I think we are all familiar with database normalization.
My question is: What are some guidelines that you use when you want to denormalize the tables?
I think we are all familiar with database normalization.
My question is: What are some guidelines that you use when you want to denormalize the tables?
Denormalize when it's OLAP operations, normalize when OLTP (from linked article under section Denormalization)
Databases intended for online transaction processing (OLTP) are typically more normalized than databases intended for online analytical processing (OLAP). OLTP applications are characterized by a high volume of small transactions such as updating a sales record at a supermarket checkout counter. The expectation is that each transaction will leave the database in a consistent state. By contrast, databases intended for OLAP operations are primarily "read mostly" databases. OLAP applications tend to extract historical data that has accumulated over a long period of time. For such databases, redundant or "denormalized" data may facilitate business intelligence applications. Specifically, dimensional tables in a star schema often contain denormalized data. The denormalized or redundant data must be carefully controlled during extract, transform, load (ETL) processing, and users should not be permitted to see the data until it is in a consistent state. The normalized alternative to the star schema is the snowflake schema. In many cases, the need for denormalization has waned as computers and RDBMS software have become more powerful, but since data volumes have generally increased along with hardware and software performance, OLAP databases often still use denormalized schemas.
Denormalization is also used to improve performance on smaller computers as in computerized cash-registers and mobile devices, since these may use the data for look-up only (e.g. price lookups). Denormalization may also be used when no RDBMS exists for a platform (such as Palm), or no changes are to be made to the data and a swift response is crucial.
Normalize until it hurts, denormalize until it works (i.e.: performance becomes acceptable) :)
One potentially sensible reason to apply controlled denormalization is if it enables you to apply some integrity constraint to the data that wouldn't otherwise be possible. Most SQL DBMSs have extremely limited support for multi-table constraints. In SQL sometimes the only effective way to implement certain constraints is to ensure that the attributes involved in the constraint are all present in the same table - even when normalization would dictate that they belong in separate tables.
Controlled denormalization means that mechanisms are implemented to ensure that inconsistences can't arise due to redundant data. The cost of these extra controls and the risk of inconsistent data need to be considered when deciding whether denormalization is worthwhile.
Another common reason for denormalization is to permit some change in storage structures or allow some other physical optimization that the DBMS wouldn't otherwise permit. According to the principle of Physical Data Independence a DBMS ought to have the means to configure internal storage structures without needlessly altering the logical representation of data in the database. Unfortunately many DBMSs are very restrictive of the physical implementation options available for any given database schema. They tend to compromise physical database independence by only supporting a sub-optimal implementation of the desired logical model.
It ought to be obvious but it still needs to be said: in all cases it is only changes in physical implementation features that can dictate performance - features such as internal data structures, files, indexing, hardware and so forth. Normalization and denormalization have nothing to do with performance or storage optimization.
I routinely denormalize so that I can enforce data integrity with constraints. One example is a recent question on this site - I replicate a column in another table, so that I can use a CHECK
constraint to compare it to another column. Another example of this technique is my blog post.
You cannot use CHECK
constraints to compare columns in different rows or in different tables, unless you wrap such functionality in scalar UDFs invoked form a CHECK
constraint. What if you actually need to compare columns in different rows or in different tables to enforce a business rule?

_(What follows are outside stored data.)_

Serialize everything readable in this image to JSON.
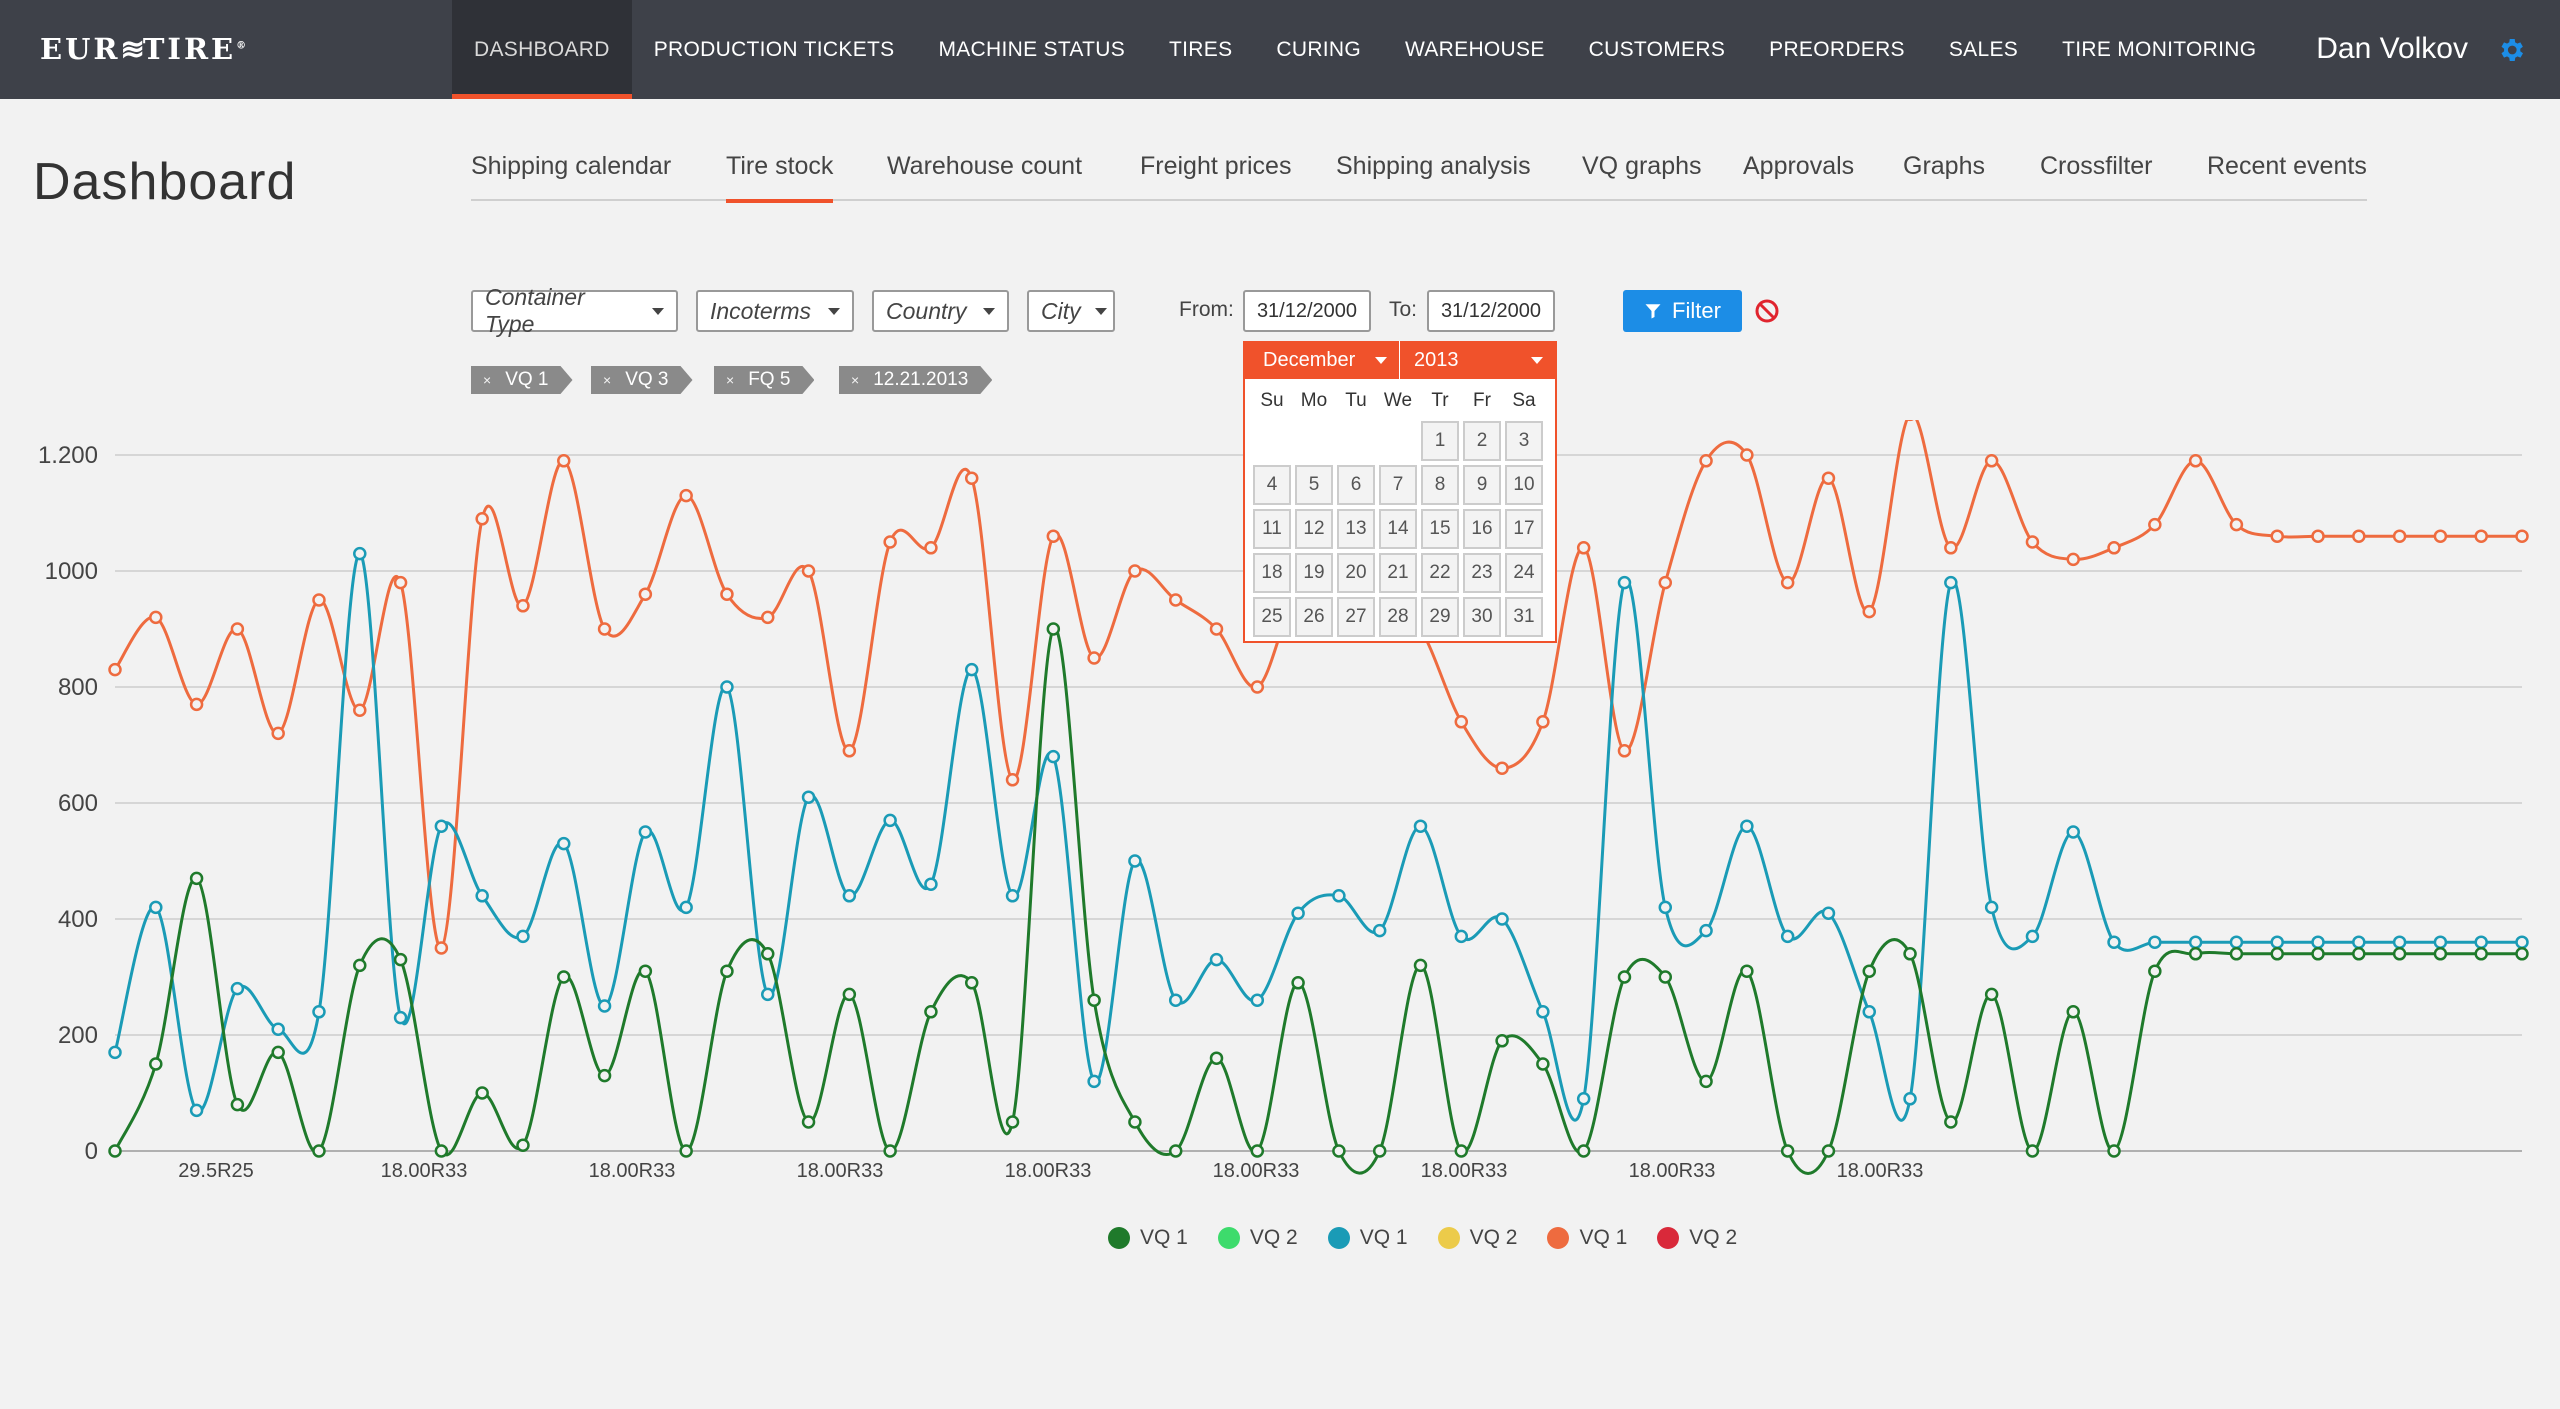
{
  "app": {
    "logo": "EURTIRE",
    "user_name": "Dan Volkov",
    "nav": [
      {
        "label": "DASHBOARD",
        "active": true
      },
      {
        "label": "PRODUCTION TICKETS"
      },
      {
        "label": "MACHINE STATUS"
      },
      {
        "label": "TIRES"
      },
      {
        "label": "CURING"
      },
      {
        "label": "WAREHOUSE"
      },
      {
        "label": "CUSTOMERS"
      },
      {
        "label": "PREORDERS"
      },
      {
        "label": "SALES"
      },
      {
        "label": "TIRE MONITORING"
      }
    ]
  },
  "page": {
    "title": "Dashboard",
    "subtabs": [
      {
        "label": "Shipping calendar"
      },
      {
        "label": "Tire stock",
        "active": true
      },
      {
        "label": "Warehouse count"
      },
      {
        "label": "Freight prices"
      },
      {
        "label": "Shipping analysis"
      },
      {
        "label": "VQ graphs"
      },
      {
        "label": "Approvals"
      },
      {
        "label": "Graphs"
      },
      {
        "label": "Crossfilter"
      },
      {
        "label": "Recent events"
      }
    ]
  },
  "filters": {
    "container_type": "Container Type",
    "incoterms": "Incoterms",
    "country": "Country",
    "city": "City",
    "from_label": "From:",
    "from_value": "31/12/2000",
    "to_label": "To:",
    "to_value": "31/12/2000",
    "filter_button": "Filter",
    "tags": [
      "VQ 1",
      "VQ 3",
      "FQ 5",
      "12.21.2013"
    ],
    "tag_remove": "×"
  },
  "datepicker": {
    "month": "December",
    "year": "2013",
    "weekdays": [
      "Su",
      "Mo",
      "Tu",
      "We",
      "Tr",
      "Fr",
      "Sa"
    ],
    "first_weekday_index": 4,
    "days": [
      "1",
      "2",
      "3",
      "4",
      "5",
      "6",
      "7",
      "8",
      "9",
      "10",
      "11",
      "12",
      "13",
      "14",
      "15",
      "16",
      "17",
      "18",
      "19",
      "20",
      "21",
      "22",
      "23",
      "24",
      "25",
      "26",
      "27",
      "28",
      "29",
      "30",
      "31"
    ]
  },
  "legend": [
    {
      "label": "VQ 1",
      "color": "#1f7a2b"
    },
    {
      "label": "VQ 2",
      "color": "#3ddb6c"
    },
    {
      "label": "VQ 1",
      "color": "#1a9bb6"
    },
    {
      "label": "VQ 2",
      "color": "#eccb4a"
    },
    {
      "label": "VQ 1",
      "color": "#ee6b3f"
    },
    {
      "label": "VQ 2",
      "color": "#d9293a"
    }
  ],
  "chart_data": {
    "type": "line",
    "ylim": [
      0,
      1200
    ],
    "y_ticks": [
      "0",
      "200",
      "400",
      "600",
      "800",
      "1000",
      "1.200"
    ],
    "x_ticks": [
      "29.5R25",
      "18.00R33",
      "18.00R33",
      "18.00R33",
      "18.00R33",
      "18.00R33",
      "18.00R33",
      "18.00R33",
      "18.00R33"
    ],
    "x": [
      0,
      1,
      2,
      3,
      4,
      5,
      6,
      7,
      8,
      9,
      10,
      11,
      12,
      13,
      14,
      15,
      16,
      17,
      18,
      19,
      20,
      21,
      22,
      23,
      24,
      25,
      26,
      27,
      28,
      29,
      30,
      31,
      32,
      33,
      34,
      35,
      36,
      37,
      38,
      39,
      40,
      41,
      42,
      43,
      44,
      45,
      46,
      47,
      48,
      49,
      50,
      51,
      52,
      53,
      54,
      55,
      56,
      57,
      58,
      59
    ],
    "series": [
      {
        "color": "#ee6b3f",
        "values": [
          830,
          920,
          770,
          900,
          720,
          950,
          760,
          980,
          350,
          1090,
          940,
          1190,
          900,
          960,
          1130,
          960,
          920,
          1000,
          690,
          1050,
          1040,
          1160,
          640,
          1060,
          850,
          1000,
          950,
          900,
          800,
          960,
          890,
          960,
          900,
          740,
          660,
          740,
          1040,
          690,
          980,
          1190,
          1200,
          980,
          1160,
          930,
          1270,
          1040,
          1190,
          1050,
          1020,
          1040,
          1080,
          1190,
          1080,
          1060,
          1060,
          1060,
          1060,
          1060,
          1060,
          1060
        ]
      },
      {
        "color": "#1a9bb6",
        "values": [
          170,
          420,
          70,
          280,
          210,
          240,
          1030,
          230,
          560,
          440,
          370,
          530,
          250,
          550,
          420,
          800,
          270,
          610,
          440,
          570,
          460,
          830,
          440,
          680,
          120,
          500,
          260,
          330,
          260,
          410,
          440,
          380,
          560,
          370,
          400,
          240,
          90,
          980,
          420,
          380,
          560,
          370,
          410,
          240,
          90,
          980,
          420,
          370,
          550,
          360,
          360,
          360,
          360,
          360,
          360,
          360,
          360,
          360,
          360,
          360
        ]
      },
      {
        "color": "#1f7a2b",
        "values": [
          0,
          150,
          470,
          80,
          170,
          0,
          320,
          330,
          0,
          100,
          10,
          300,
          130,
          310,
          0,
          310,
          340,
          50,
          270,
          0,
          240,
          290,
          50,
          900,
          260,
          50,
          0,
          160,
          0,
          290,
          0,
          0,
          320,
          0,
          190,
          150,
          0,
          300,
          300,
          120,
          310,
          0,
          0,
          310,
          340,
          50,
          270,
          0,
          240,
          0,
          310,
          340,
          340,
          340,
          340,
          340,
          340,
          340,
          340,
          340
        ]
      }
    ]
  }
}
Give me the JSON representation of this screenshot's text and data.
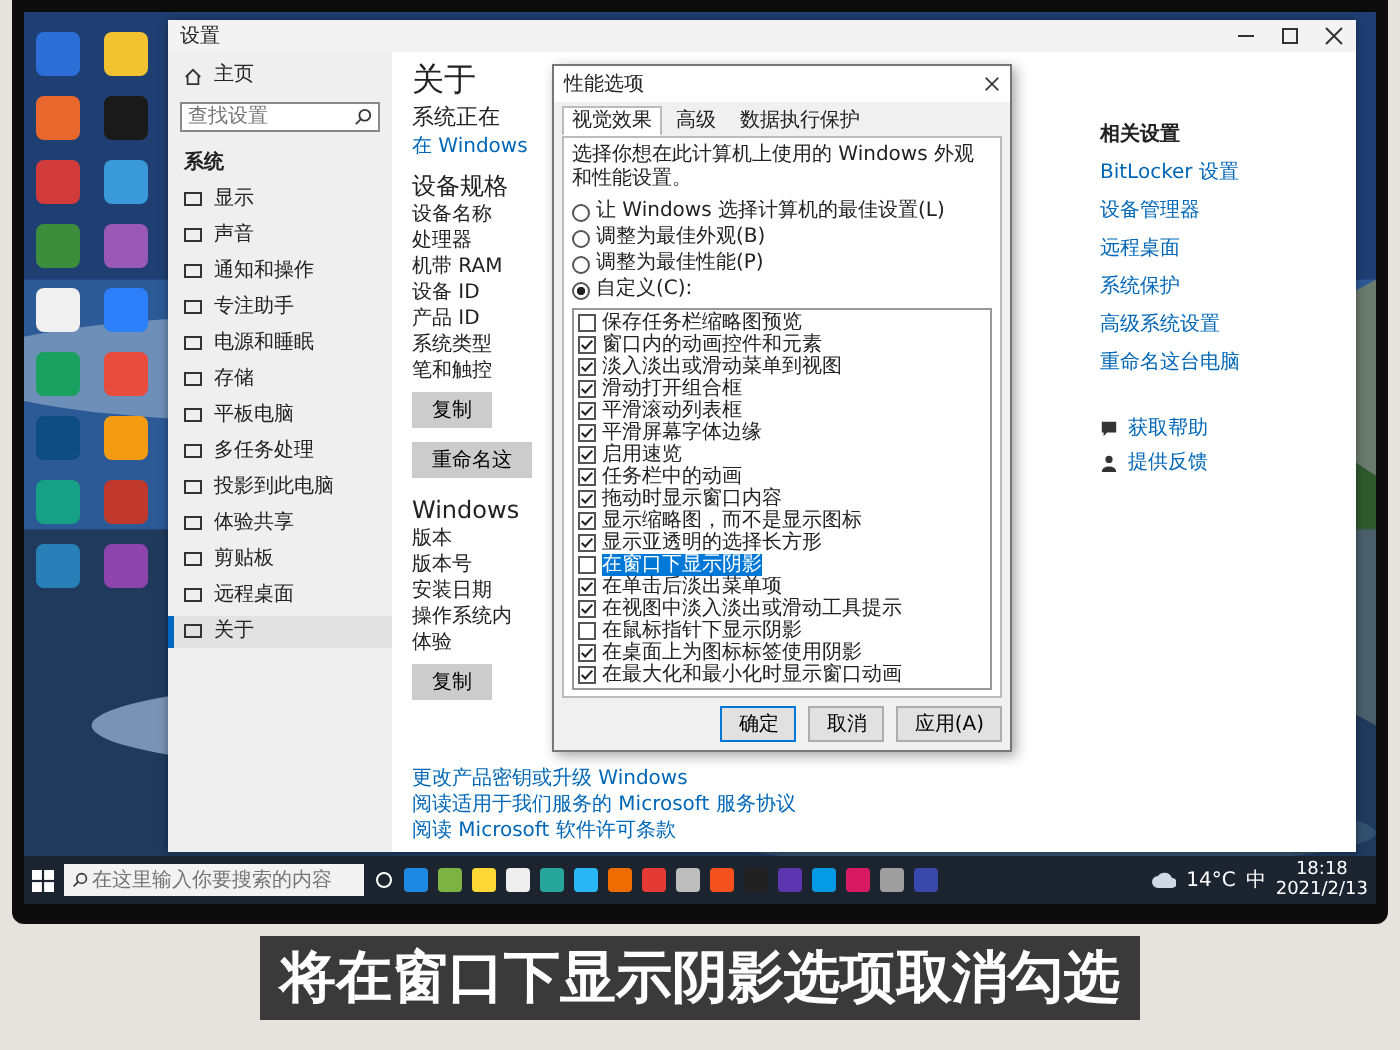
{
  "desktop_icons": [
    {
      "color": "#2b6fd6"
    },
    {
      "color": "#f2c230"
    },
    {
      "color": "#e8672c"
    },
    {
      "color": "#1a1a1a"
    },
    {
      "color": "#d23b3b"
    },
    {
      "color": "#3a9ad9"
    },
    {
      "color": "#3c8d3c"
    },
    {
      "color": "#9b59b6"
    },
    {
      "color": "#f0f0f0"
    },
    {
      "color": "#2d7ff9"
    },
    {
      "color": "#1aa15f"
    },
    {
      "color": "#e84c3d"
    },
    {
      "color": "#0f4c81"
    },
    {
      "color": "#f39c12"
    },
    {
      "color": "#16a085"
    },
    {
      "color": "#c0392b"
    },
    {
      "color": "#2980b9"
    },
    {
      "color": "#8e44ad"
    }
  ],
  "settings_window": {
    "title": "设置",
    "sidebar": {
      "home": "主页",
      "search_placeholder": "查找设置",
      "section": "系统",
      "items": [
        {
          "label": "显示",
          "selected": false
        },
        {
          "label": "声音",
          "selected": false
        },
        {
          "label": "通知和操作",
          "selected": false
        },
        {
          "label": "专注助手",
          "selected": false
        },
        {
          "label": "电源和睡眠",
          "selected": false
        },
        {
          "label": "存储",
          "selected": false
        },
        {
          "label": "平板电脑",
          "selected": false
        },
        {
          "label": "多任务处理",
          "selected": false
        },
        {
          "label": "投影到此电脑",
          "selected": false
        },
        {
          "label": "体验共享",
          "selected": false
        },
        {
          "label": "剪贴板",
          "selected": false
        },
        {
          "label": "远程桌面",
          "selected": false
        },
        {
          "label": "关于",
          "selected": true
        }
      ]
    },
    "main": {
      "title": "关于",
      "status": "系统正在",
      "security_link": "在 Windows",
      "specs_heading": "设备规格",
      "device_labels": [
        "设备名称",
        "处理器",
        "机带 RAM",
        "设备 ID",
        "产品 ID",
        "系统类型",
        "笔和触控"
      ],
      "copy_button": "复制",
      "rename_button": "重命名这",
      "windows_heading": "Windows",
      "windows_labels": [
        "版本",
        "版本号",
        "安装日期",
        "操作系统内",
        "体验"
      ],
      "copy_button_2": "复制",
      "links": [
        "更改产品密钥或升级 Windows",
        "阅读适用于我们服务的 Microsoft 服务协议",
        "阅读 Microsoft 软件许可条款"
      ]
    },
    "related": {
      "heading": "相关设置",
      "links": [
        "BitLocker 设置",
        "设备管理器",
        "远程桌面",
        "系统保护",
        "高级系统设置",
        "重命名这台电脑"
      ],
      "help_links": [
        "获取帮助",
        "提供反馈"
      ]
    }
  },
  "performance_dialog": {
    "title": "性能选项",
    "tabs": [
      {
        "label": "视觉效果",
        "selected": true
      },
      {
        "label": "高级",
        "selected": false
      },
      {
        "label": "数据执行保护",
        "selected": false
      }
    ],
    "description": "选择你想在此计算机上使用的 Windows 外观和性能设置。",
    "options": [
      {
        "label": "让 Windows 选择计算机的最佳设置(L)",
        "selected": false
      },
      {
        "label": "调整为最佳外观(B)",
        "selected": false
      },
      {
        "label": "调整为最佳性能(P)",
        "selected": false
      },
      {
        "label": "自定义(C):",
        "selected": true
      }
    ],
    "effects": [
      {
        "label": "保存任务栏缩略图预览",
        "checked": false,
        "selected": false
      },
      {
        "label": "窗口内的动画控件和元素",
        "checked": true,
        "selected": false
      },
      {
        "label": "淡入淡出或滑动菜单到视图",
        "checked": true,
        "selected": false
      },
      {
        "label": "滑动打开组合框",
        "checked": true,
        "selected": false
      },
      {
        "label": "平滑滚动列表框",
        "checked": true,
        "selected": false
      },
      {
        "label": "平滑屏幕字体边缘",
        "checked": true,
        "selected": false
      },
      {
        "label": "启用速览",
        "checked": true,
        "selected": false
      },
      {
        "label": "任务栏中的动画",
        "checked": true,
        "selected": false
      },
      {
        "label": "拖动时显示窗口内容",
        "checked": true,
        "selected": false
      },
      {
        "label": "显示缩略图，而不是显示图标",
        "checked": true,
        "selected": false
      },
      {
        "label": "显示亚透明的选择长方形",
        "checked": true,
        "selected": false
      },
      {
        "label": "在窗口下显示阴影",
        "checked": false,
        "selected": true
      },
      {
        "label": "在单击后淡出菜单项",
        "checked": true,
        "selected": false
      },
      {
        "label": "在视图中淡入淡出或滑动工具提示",
        "checked": true,
        "selected": false
      },
      {
        "label": "在鼠标指针下显示阴影",
        "checked": false,
        "selected": false
      },
      {
        "label": "在桌面上为图标标签使用阴影",
        "checked": true,
        "selected": false
      },
      {
        "label": "在最大化和最小化时显示窗口动画",
        "checked": true,
        "selected": false
      }
    ],
    "buttons": [
      {
        "label": "确定",
        "primary": true
      },
      {
        "label": "取消",
        "primary": false
      },
      {
        "label": "应用(A)",
        "primary": false
      }
    ]
  },
  "taskbar": {
    "search_placeholder": "在这里输入你要搜索的内容",
    "apps": [
      {
        "color": "#1e88e5"
      },
      {
        "color": "#7cb342"
      },
      {
        "color": "#fdd835"
      },
      {
        "color": "#eeeeee"
      },
      {
        "color": "#26a69a"
      },
      {
        "color": "#29b6f6"
      },
      {
        "color": "#ef6c00"
      },
      {
        "color": "#e53935"
      },
      {
        "color": "#bdbdbd"
      },
      {
        "color": "#f4511e"
      },
      {
        "color": "#212121"
      },
      {
        "color": "#5e35b1"
      },
      {
        "color": "#039be5"
      },
      {
        "color": "#d81b60"
      },
      {
        "color": "#9e9e9e"
      },
      {
        "color": "#3949ab"
      }
    ],
    "weather": "14°C",
    "ime": "中",
    "time": "18:18",
    "date": "2021/2/13"
  },
  "caption": "将在窗口下显示阴影选项取消勾选"
}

For example, suppose that you know working hours of a doctor, and you want to make sure that all appointments fit within working hours? Of course, you can use a trigger or a stored procedure to implement this business rule, but neither a trigger nor a stored procedure can give you a 100% guarantee that all your data is clean – someone can disable or drop your trigger, enter some dirty data, and re-enable or recreate your trigger. Also someone can directly modify your table bypassing stored procedures. Either way you can end up with data violating your business rule without knowing about it.
Let me demonstrate how to implement this business rule using only FK and CHECK
constraints – that will guarantee that all the data satisfies the business rule as long as all the constraints are trusted.
Yet another example is a way to enforce that periods of time have no gaps and no overlaps.
Denormalize if you are frequently accessing computed data, as is suggested in the answers to this question. The cost of storing and maintaining the computed data will often be less than the cost of re-computing it over and over if your load profile is read-heavy.